Wednesday 30 September 2009

TIFF 2009 - "Hipsters"

Though not quite the perfect blast of music, dance, colour and energy that it could have been, the Russian musical Hipsters is actually only a bit shy of that and without a doubt one of the most fun marriages of music and film I've seen in awhile. It's a bit of a cross breed of Grease and Dirty Dancing, but with more smarts, a story that tweaks cliche situations and a full painter's palette that gets splattered across just about every scene. The main flaw of the film is that it doesn't quite keep the energy flying high for its entire length and occasionally cuts scenes just as they are at their most fun. The story, though surprising in numerous spots, takes a few odd turns that stall the mood a bit, but in the end there's still plenty of enjoyment to be had.

Polly and her friends are the hipsters - a crew of young rebellious teenagers who love American jazz, poodle skirts and outlandish hairstyles. In prim, proper and very grey-looking 1950s Moscow, they tend to stand out and often get "raided" by the communist youth group. One of these young communists is named Mels (after Marx, Engels, Lenin & Stalin) and he gets immediately smitten by the music, fashion and sexual energy of the hipsters. Not to mention the beautiful Polly. Before you know it, he's buying black market ties, jackets and a saxophone. His eagerness for the music allows him to merge into the hipster gang pretty easily and he and Polly begin to form a relationship. This doesn't sit too well with his youth group or its leader - the also gorgeous, but much more harsh edged Katya.

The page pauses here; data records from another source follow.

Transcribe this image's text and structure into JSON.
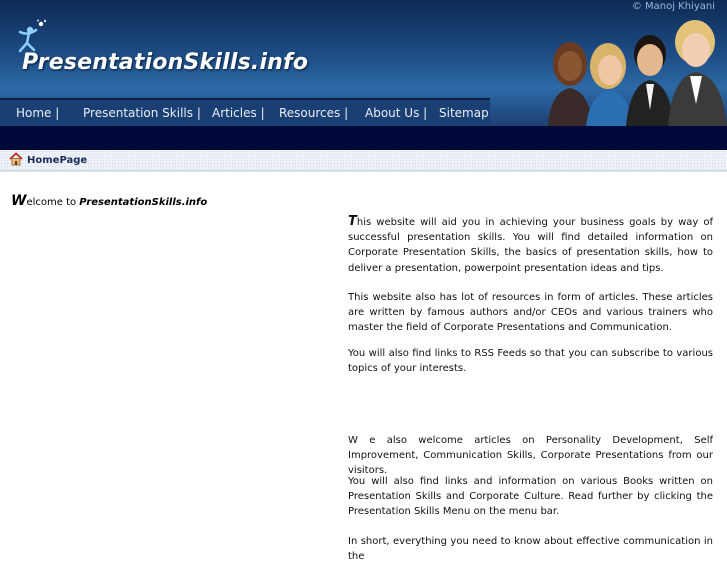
{
  "header": {
    "copyright": "© Manoj Khiyani",
    "site_title": "PresentationSkills.info"
  },
  "nav": {
    "items": [
      {
        "label": "Home |"
      },
      {
        "label": "Presentation Skills |"
      },
      {
        "label": "Articles |"
      },
      {
        "label": "Resources |"
      },
      {
        "label": "About Us |"
      },
      {
        "label": "Sitemap"
      }
    ]
  },
  "breadcrumb": {
    "label": "HomePage"
  },
  "welcome": {
    "first_letter": "W",
    "rest": "elcome to ",
    "site": "PresentationSkills.info"
  },
  "content": {
    "p1_first": "T",
    "p1_rest": "his website will aid you in achieving your business goals by way of successful presentation skills. You will find detailed information on Corporate Presentation Skills, the basics of presentation skills, how to deliver a presentation, powerpoint presentation ideas and tips.",
    "p2": "This website also has lot of resources in form of articles. These articles are written by famous authors and/or CEOs and various trainers who master the field of Corporate Presentations and Communication.",
    "p3": "You will also find links to RSS Feeds so that you can subscribe to various topics of your interests.",
    "p4": "W e also welcome articles on Personality Development, Self Improvement, Communication Skills, Corporate Presentations from our visitors.",
    "p5": "You will also find links and information on various Books written on Presentation Skills and Corporate Culture. Read further by clicking the Presentation Skills Menu on the menu bar.",
    "p6": "In short, everything you need to know about effective communication in the"
  }
}
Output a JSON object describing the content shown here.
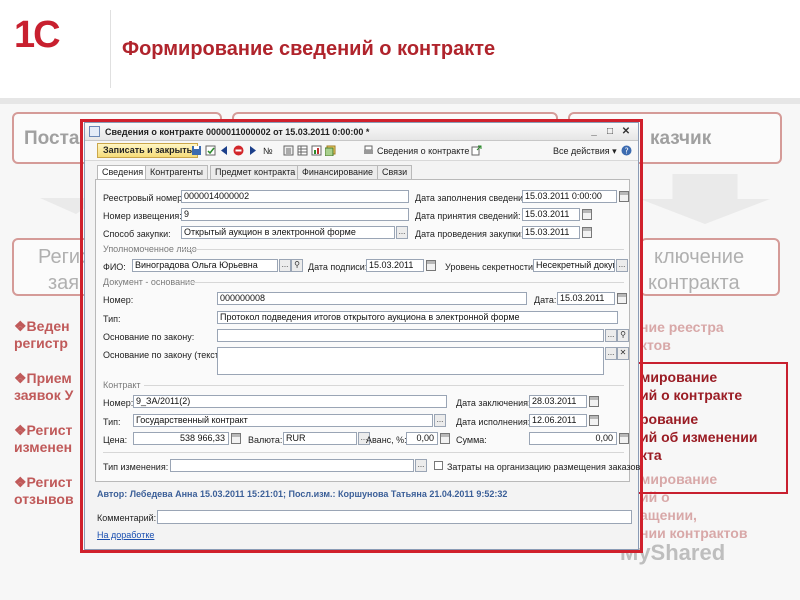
{
  "slide": {
    "logo": "1С",
    "title": "Формирование сведений о контракте",
    "bg_boxes": {
      "top_left": "Поста",
      "top_right": "казчик",
      "mid_left_1": "Регис",
      "mid_left_2": "зая",
      "mid_right_1": "ключение",
      "mid_right_2": "контракта"
    },
    "bullets_left": [
      "❖Веден",
      "регистр",
      "❖Прием",
      "заявок У",
      "❖Регист",
      "изменен",
      "❖Регист",
      "отзывов"
    ],
    "bullets_right": [
      "ние реестра",
      "ктов",
      "мирование",
      "ий о контракте",
      "рование",
      "ий об изменении",
      "кта",
      "мирование",
      "ий о",
      "ащении,",
      "нии контрактов"
    ],
    "watermark": "MyShared"
  },
  "dialog": {
    "title": "Сведения о контракте 0000011000002 от 15.03.2011 0:00:00 *",
    "window_buttons": [
      "_",
      "□",
      "✕"
    ],
    "toolbar": {
      "save_close": "Записать и закрыть",
      "number_sign": "№",
      "print_item": "Сведения о контракте",
      "all_actions": "Все действия ▾"
    },
    "tabs": [
      "Сведения",
      "Контрагенты",
      "Предмет контракта",
      "Финансирование",
      "Связи"
    ],
    "fields": {
      "registry_number_label": "Реестровый номер:",
      "registry_number": "0000014000002",
      "fill_date_label": "Дата заполнения сведений:",
      "fill_date": "15.03.2011 0:00:00",
      "notice_number_label": "Номер извещения:",
      "notice_number": "9",
      "accept_date_label": "Дата принятия сведений:",
      "accept_date": "15.03.2011",
      "procurement_method_label": "Способ закупки:",
      "procurement_method": "Открытый аукцион в электронной форме",
      "procurement_date_label": "Дата проведения закупки:",
      "procurement_date": "15.03.2011",
      "authorized_group": "Уполномоченное лицо",
      "fio_label": "ФИО:",
      "fio": "Виноградова Ольга Юрьевна",
      "sign_date_label": "Дата подписи:",
      "sign_date": "15.03.2011",
      "secrecy_label": "Уровень секретности:",
      "secrecy": "Несекретный докуме",
      "doc_basis_group": "Документ - основание",
      "basis_number_label": "Номер:",
      "basis_number": "000000008",
      "basis_date_label": "Дата:",
      "basis_date": "15.03.2011",
      "basis_type_label": "Тип:",
      "basis_type": "Протокол подведения итогов открытого аукциона в электронной форме",
      "law_basis_label": "Основание по закону:",
      "law_basis": "",
      "law_basis_text_label": "Основание по закону (текст):",
      "law_basis_text": "",
      "contract_group": "Контракт",
      "contract_number_label": "Номер:",
      "contract_number": "9_ЗА/2011(2)",
      "conclusion_date_label": "Дата заключения:",
      "conclusion_date": "28.03.2011",
      "contract_type_label": "Тип:",
      "contract_type": "Государственный контракт",
      "execution_date_label": "Дата исполнения:",
      "execution_date": "12.06.2011",
      "price_label": "Цена:",
      "price": "538 966,33",
      "currency_label": "Валюта:",
      "currency": "RUR",
      "advance_label": "Аванс, %:",
      "advance": "0,00",
      "sum_label": "Сумма:",
      "sum": "0,00",
      "change_type_label": "Тип изменения:",
      "change_type": "",
      "costs_checkbox_label": "Затраты на организацию размещения заказов"
    },
    "author_line": "Автор: Лебедева Анна 15.03.2011 15:21:01; Посл.изм.: Коршунова Татьяна 21.04.2011 9:52:32",
    "comment_label": "Комментарий:",
    "comment": "",
    "status_link": "На доработке"
  },
  "colors": {
    "brand_red": "#c8202f",
    "title_red": "#b0242c",
    "link_blue": "#1a4fb0"
  }
}
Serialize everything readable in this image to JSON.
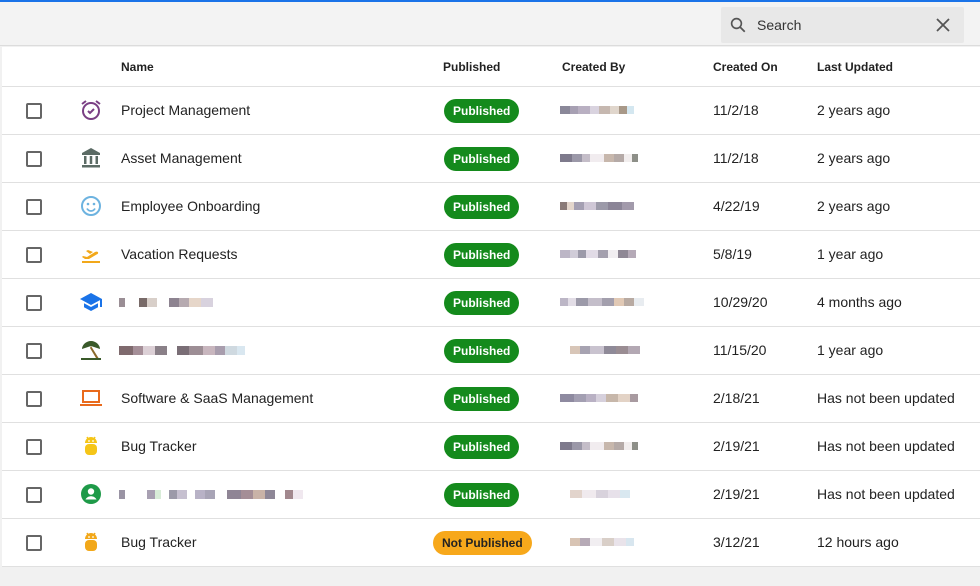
{
  "search": {
    "placeholder": "Search"
  },
  "table": {
    "headers": {
      "name": "Name",
      "published": "Published",
      "created_by": "Created By",
      "created_on": "Created On",
      "last_updated": "Last Updated"
    },
    "rows": [
      {
        "icon": "alarm-clock-icon",
        "icon_color": "#7a3f84",
        "name": "Project Management",
        "status": "Published",
        "created_on": "11/2/18",
        "last_updated": "2 years ago"
      },
      {
        "icon": "bank-icon",
        "icon_color": "#5b6b65",
        "name": "Asset Management",
        "status": "Published",
        "created_on": "11/2/18",
        "last_updated": "2 years ago"
      },
      {
        "icon": "smiley-face-icon",
        "icon_color": "#6db3e0",
        "name": "Employee Onboarding",
        "status": "Published",
        "created_on": "4/22/19",
        "last_updated": "2 years ago"
      },
      {
        "icon": "airplane-takeoff-icon",
        "icon_color": "#f2a81a",
        "name": "Vacation Requests",
        "status": "Published",
        "created_on": "5/8/19",
        "last_updated": "1 year ago"
      },
      {
        "icon": "graduation-cap-icon",
        "icon_color": "#1a73e8",
        "name": "",
        "status": "Published",
        "created_on": "10/29/20",
        "last_updated": "4 months ago"
      },
      {
        "icon": "beach-umbrella-icon",
        "icon_color": "#3a5a2a",
        "name": "",
        "status": "Published",
        "created_on": "11/15/20",
        "last_updated": "1 year ago"
      },
      {
        "icon": "laptop-icon",
        "icon_color": "#e96a1c",
        "name": "Software & SaaS Management",
        "status": "Published",
        "created_on": "2/18/21",
        "last_updated": "Has not been updated"
      },
      {
        "icon": "android-bug-icon",
        "icon_color": "#f5c518",
        "name": "Bug Tracker",
        "status": "Published",
        "created_on": "2/19/21",
        "last_updated": "Has not been updated"
      },
      {
        "icon": "account-circle-icon",
        "icon_color": "#1e9a48",
        "name": "",
        "status": "Published",
        "created_on": "2/19/21",
        "last_updated": "Has not been updated"
      },
      {
        "icon": "android-bug-icon",
        "icon_color": "#f2a81a",
        "name": "Bug Tracker",
        "status": "Not Published",
        "created_on": "3/12/21",
        "last_updated": "12 hours ago"
      }
    ]
  },
  "colors": {
    "accent": "#1a73e8",
    "published": "#148a1c",
    "not_published": "#f7a81b"
  }
}
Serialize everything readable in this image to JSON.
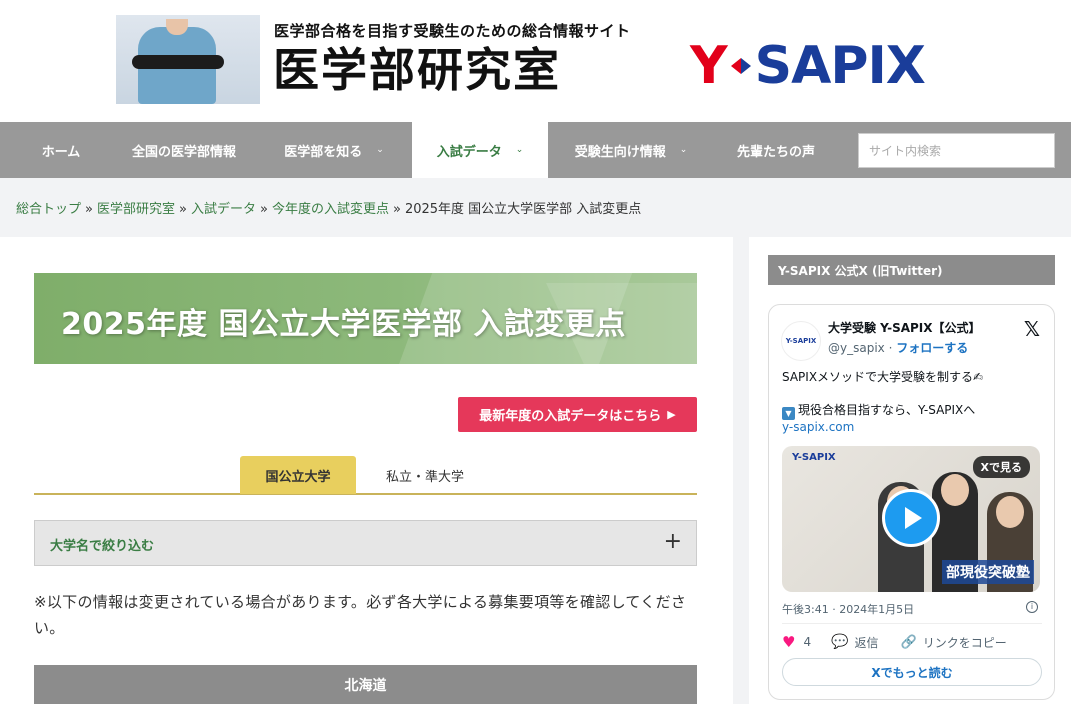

The youth group just doesn't understand the rebelliousness of Polly and her friends. "Why don't all the people want to live like everyone else?" they wonder. Everything the hipsters stand for (they are considered to be kowtowing to U.S. culture) is thought to be against what is good for the party and a gateway to further criminal activity. The saxophone, in fact, is thought to be a step away from the switchblade. Fortunately, any of this political commentary and slight satiric content is relatively subtle or rolls comfortably into the musical numbers and story of the young couple. Those numbers, of course, are the highlights of the film. They contain lots of closeups, broad reactions and even cheesy moments, but are all done in a knowing fashion. The songs are typically in the swing style and pretty much fit the definition of "toe-tapping". There's serious moments a plenty throughout the story, but it never loses sight of the fact that it's supposed to be fun.

And it is. The cast is filled with naturally charming and dynamic actors - in particular Oksana Akinshina (Polly) who has also appeared in Lilya 4-Ever and The Bourne Supremacy - and there are many moments of breezy casualness that just carries the audience along. It's too bad that it seems to second guess itself at times though. Early in the film, for example, as Mels (now called the more Americanized "Mel") is being given dance lessons by his new friend Bob, the duo begin dancing all around the apartment. It's a bit reminiscent of the silliness of the scene in Footloose where Kevin Bacon teaches Chris Penn to dance, but far less awkward and much more enjoyable. Until Bob's mother walks in on them that is, and the number gets cut short just as it's picking up steam. There are several moments like that throughout the movie that impact the overall momentum which was building up - you end up never quite reaching any jump-out-of-your-seat moments.

By movie's end though, my toes had sure got a good workout and I left the theatre smiling pretty broadly.